Note on last column of following table: The last column specifies the degradation model used in the notebooks. There are two common degradation models that are used for this particular turbofan dataset: Linear degradation model and Piecewise linear degradation model. For more details about both, see this. When we use piecewise linear degradation model, we have to assume an early RUL value. This is nothing but the value of RUL that is assumed when the component is relatively new. In literature, different people use different early RUL values. In our examples, when we specify an early RUL value, that means that we apply the same early RUL across all 4 datasets.
Method | FD001 | FD002 | FD003 | FD004 | Degradation Model |
---|---|---|---|---|---|
Gradient Boosting | 19.06 | 28.97 | 20.55 | 29.49 | Piecewise Linear (Early RUL = 125) |
Random Forest | 19.15 | 29.00 | 20.53 | 29.75 | Piecewise Linear (Early RUL = 125) |
Support Vector Regression (SVR) | 18.28 | 30.50 | 21.37 | 34.11 | Piecewise Linear (Early RUL: 125 (FD001, FD003), 150 (FD002, FD004)) |
Gradient Boosting | 33.24 | 29.88 | 47.94 | 40.34 | Linear |
In this section, we will apply deep learning to predict RUL of Turbofan dataset.
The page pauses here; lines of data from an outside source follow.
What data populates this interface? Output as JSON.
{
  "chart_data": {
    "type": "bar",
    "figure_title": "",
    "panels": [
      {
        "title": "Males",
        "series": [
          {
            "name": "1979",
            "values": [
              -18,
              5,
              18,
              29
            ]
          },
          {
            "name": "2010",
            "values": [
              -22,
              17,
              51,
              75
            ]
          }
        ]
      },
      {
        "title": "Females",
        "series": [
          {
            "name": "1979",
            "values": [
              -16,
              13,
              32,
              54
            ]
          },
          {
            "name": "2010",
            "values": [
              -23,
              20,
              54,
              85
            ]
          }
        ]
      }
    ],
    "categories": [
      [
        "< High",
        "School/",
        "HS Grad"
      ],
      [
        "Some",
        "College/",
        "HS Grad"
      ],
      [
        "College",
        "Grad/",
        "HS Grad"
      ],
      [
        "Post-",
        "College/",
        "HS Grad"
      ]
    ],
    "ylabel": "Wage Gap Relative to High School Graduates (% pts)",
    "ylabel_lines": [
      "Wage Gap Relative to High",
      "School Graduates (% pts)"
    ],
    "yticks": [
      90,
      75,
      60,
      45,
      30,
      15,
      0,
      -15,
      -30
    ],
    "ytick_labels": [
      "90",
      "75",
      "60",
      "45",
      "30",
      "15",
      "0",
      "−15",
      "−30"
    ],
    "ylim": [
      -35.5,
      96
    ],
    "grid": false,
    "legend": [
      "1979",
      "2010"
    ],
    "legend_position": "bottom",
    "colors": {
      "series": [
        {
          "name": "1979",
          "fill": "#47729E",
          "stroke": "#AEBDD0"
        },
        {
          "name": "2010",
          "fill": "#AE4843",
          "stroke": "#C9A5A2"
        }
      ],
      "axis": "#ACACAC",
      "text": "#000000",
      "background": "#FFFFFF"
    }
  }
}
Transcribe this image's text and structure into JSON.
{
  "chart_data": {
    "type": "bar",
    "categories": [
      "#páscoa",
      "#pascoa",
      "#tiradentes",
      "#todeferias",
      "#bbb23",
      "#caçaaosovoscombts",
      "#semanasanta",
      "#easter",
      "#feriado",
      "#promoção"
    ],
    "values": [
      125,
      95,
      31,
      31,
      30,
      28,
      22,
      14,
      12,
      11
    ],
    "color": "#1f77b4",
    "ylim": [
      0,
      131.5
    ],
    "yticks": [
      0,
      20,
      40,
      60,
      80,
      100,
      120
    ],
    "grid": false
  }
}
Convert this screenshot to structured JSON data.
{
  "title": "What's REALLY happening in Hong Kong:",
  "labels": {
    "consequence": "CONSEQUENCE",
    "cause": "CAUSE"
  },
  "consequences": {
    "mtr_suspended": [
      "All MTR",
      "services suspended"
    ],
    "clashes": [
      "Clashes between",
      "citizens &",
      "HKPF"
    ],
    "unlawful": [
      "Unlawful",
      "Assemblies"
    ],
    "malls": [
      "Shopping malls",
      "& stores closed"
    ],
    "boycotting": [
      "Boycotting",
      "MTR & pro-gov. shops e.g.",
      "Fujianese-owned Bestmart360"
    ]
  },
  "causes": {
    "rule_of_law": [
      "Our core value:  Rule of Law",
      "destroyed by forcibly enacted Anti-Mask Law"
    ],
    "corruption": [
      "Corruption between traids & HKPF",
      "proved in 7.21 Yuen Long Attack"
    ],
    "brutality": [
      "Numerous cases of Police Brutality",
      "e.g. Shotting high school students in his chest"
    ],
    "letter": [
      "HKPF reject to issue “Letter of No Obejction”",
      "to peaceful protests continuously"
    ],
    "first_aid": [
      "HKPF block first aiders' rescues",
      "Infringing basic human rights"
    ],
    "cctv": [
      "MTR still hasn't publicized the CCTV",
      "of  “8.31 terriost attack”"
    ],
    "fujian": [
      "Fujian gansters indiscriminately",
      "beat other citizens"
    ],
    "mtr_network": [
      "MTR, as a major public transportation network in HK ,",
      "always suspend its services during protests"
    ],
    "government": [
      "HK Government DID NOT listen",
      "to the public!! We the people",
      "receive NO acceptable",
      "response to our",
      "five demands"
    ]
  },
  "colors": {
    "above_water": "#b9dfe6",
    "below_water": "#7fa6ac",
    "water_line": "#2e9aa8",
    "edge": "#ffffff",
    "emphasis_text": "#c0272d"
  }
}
Due to the nondeterministic nature of operations used in deep learning and dependence of libraries like Tensorflow
on computer architecture, readers might obtain slightly different results than those in the notebooks. For reproducibility of our results, we also share the saved models of each notebook. All saved models for Turbofan dataset can be found at this link. A notebook describing the steps to use the saved models can be found here.
Method | FD001 | FD002 | FD003 | FD004 | Degradation Model |
---|---|---|---|---|---|
LSTM | 15.16 | 27.57 | 15.54 | 28.21 | Piecewise Linear (Early RUL: 125 (FD001, FD003), 150 (FD002, FD004)) |
1D CNN | 15.84 | 30.38 | 15.78 | 32.35 | Piecewise Linear (Early RUL: 125 (FD001, FD003), 150 (FD002, FD004)) |
What is attention? We recommend Chapter 10 of this book for more details. We provide notebooks that implement GRU based additive attention for RUL prediction. For reproducibility of our results, we share trained weights. All trained weights can be found here. We also provide separate notebooks describing steps to use trained weights to reproduce exact results as obtained by us.
Method | FD001 | FD002 | FD003 | FD004 | Degradation Model |
---|---|---|---|---|---|
GRU + Additive Attention | 14.21 | 27.99 | 14.64 | 26.77 | Piecewise Linear (Early RUL: 125 (FD001, FD003), 150 (FD002, FD004)) |
(This table will be updated gradually.)
For attribution, cite this project as
@misc{Sahoo_Data-Driven_Remaining_Useful_2020,
author = {Sahoo, Biswajit},
doi = {10.5281/zenodo.5890595},
month = {9},
title = {Data-Driven Remaining Useful Life (RUL) Prediction},
url = {https://biswajitsahoo1111.github.io/rul_codes_open/},
year = {2020}
}
Readers should cite original datasets separately.